Those were just a few of the adjectives used to describe 2017’s Consumer Electronics Show (CES), which showcased all kinds of new technology. This year, gadgets and gizmos included wall-sized televisions that are as thin as house keys, computers that scan 2D and 3D objects, and beds that read biometric clues to warm your feet and reduce snoring. Here are a few notable trends that captured media attention:
Smart cars. Black Enterprise reported, “If there was one, star attraction at CES this year, arguably it was vehicles…Artificial intelligence is the power behind the new crop of autonomous, assistive vehicles. These cars not only self-drive, they can read your emotions, make snap decisions in the presence of danger on the road, and can even tell you about the flora and fauna at your destination site.”

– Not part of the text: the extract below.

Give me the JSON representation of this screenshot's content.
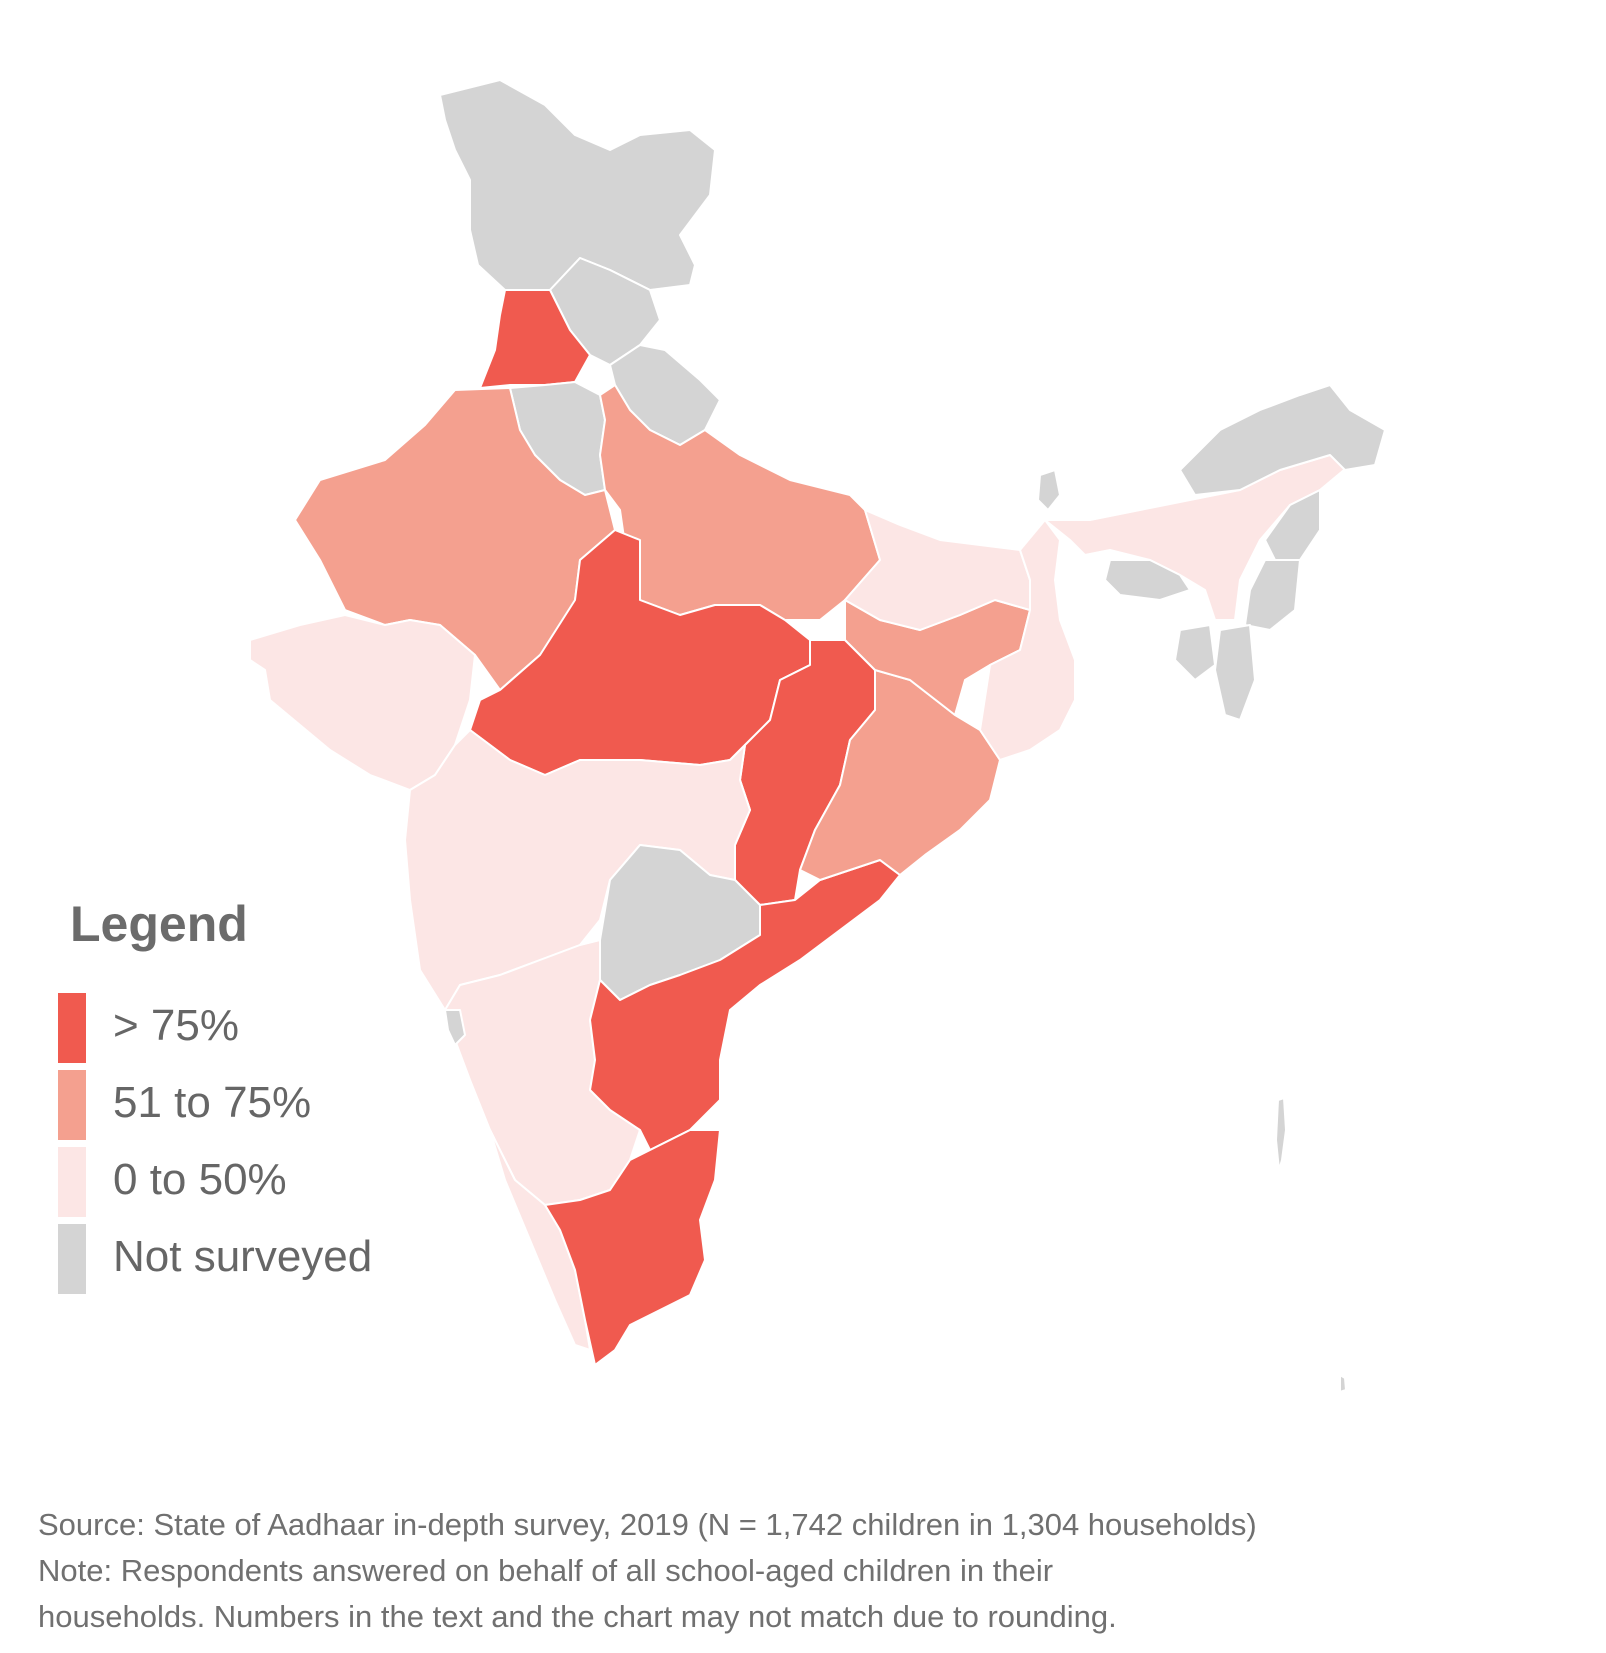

Smarter homes. CNET Magazine wrote, “For…years, we’ve been saying the “real” smart home is just around the corner. But at CES 2017, it finally felt more tangible than ever before…Whether it’s lighting, DVRs, refrigerators, robot vacuums, home security systems, phones, or cars – to name just a few – the list of stuff you’ll be able to interact with…is set to explode in the coming months. And with such networked integration now becoming the rule rather than the exception in major appliances…there’s no turning back.”
Even smarter routers. Popular Science liked a new Wi-Fi router that “…rather than protecting each of your devices individually…will use…software to protect up to 20 laptops, computers, tablets, or smartphones – and an unlimited number of IoT devices – in one fell swoop…You’ll be able to monitor…all devices connected to the router, through a smartphone app…You can even tell the router to turn off internet access to certain devices – or devices linked to a particular profile – at certain times. So, you can make sure little Johnny isn’t up all night watching YouTube videos on any of his devices (except for his phone, maybe, but that’s your own dang fault for getting the kid a data plan).”
Of course, trends in technology are just one American story. Another trend, in some states, is the growing popularity of rural, sustainable, off-the-grid properties, according to NPR.
“Despite the remoteness of these homes, they’re not backwoods shacks with sagging metal roofs. Some… listings sell for more than $1 million if there’s a lot of land and if water rights are included. The one with the helicopter pad is a spiffy, two-story log home with a wraparound porch.”